8 Ensemble the methods
Visualize the ensemble output
8.1 Binary output
We can use the pa function from sdm package (Naimi and Araujo 2016) to calculate the threshold to use that maximizes tss in order to derive a binary map from the probability output:
Now we can have the binary map based on a threshold that maximizes specificity and sensitivity.
9 Area under tea
We can then determine how much land is under tea in the region.
layer value area
1 1 0 2421.286
2 1 1 1063.942
tea_area |>
mutate(Class = case_when(value == 1 ~ "Tea",
value == 0 ~ "Non-tea",
TRUE ~ as.character(value))) |>
ggplot(aes(Class, area, fill = Class)) +
geom_col() +
# Add text labels on top of the bars
geom_text(aes(label = round(area)), # Display area value, rounded to 2 decimals
vjust = -0.5, # Adjust vertical position (move up)
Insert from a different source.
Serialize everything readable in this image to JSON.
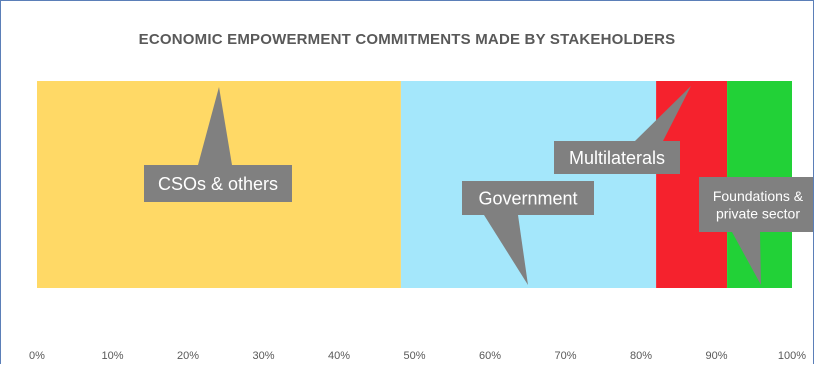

color = "black", # Set text color
size = 5) + # Set text size
scale_fill_manual(values = c("Non-tea" = "gray70", "Tea" = "darkgreen")) +
theme_classic() +
# Optional: Adjust y-axis limits to make room for the text
ylim(0, max(tea_area$area) * 1.1) # Extends the y-axis limit by 10% to prevent clipping10 Session summary
In this session, we have demonstrated how to create a binary tea map using machine learning procedure and recently developed Google Embeddings dataset. We will check how the prediction compares with the other methods.
11 Assignments (Optional)
Practical exercise ==> Build a spatial ML model using Google Embeddings data to create a binary tea map and calculate the area under tea for your area of interest.
Practical exercise (optional) ==> Compare the prediction results from Google Embeddings data with previous Sentinel-2 models for the same region.
Conceptual question ==> Why might Google Embeddings improve predictions compared to traditional spectral bands?
Encodes high-dimensional, pre-learned features capturing complex land cover patterns.
May generalize better in heterogeneous or mixed-use landscapes.
Helps model subtle differences between tea and non-tea areas not captured by raw bands.
- Applied question ==> What are key considerations when using a new data source (like Google Embeddings) for spatial ML modeling?
Ensure training points are accurately labeled (only possible from optic bands).
Harmonize projection/CRS between raster and vector data.
Evaluate model performance and variable importance.
Check consistency and applicability across regions or time periods.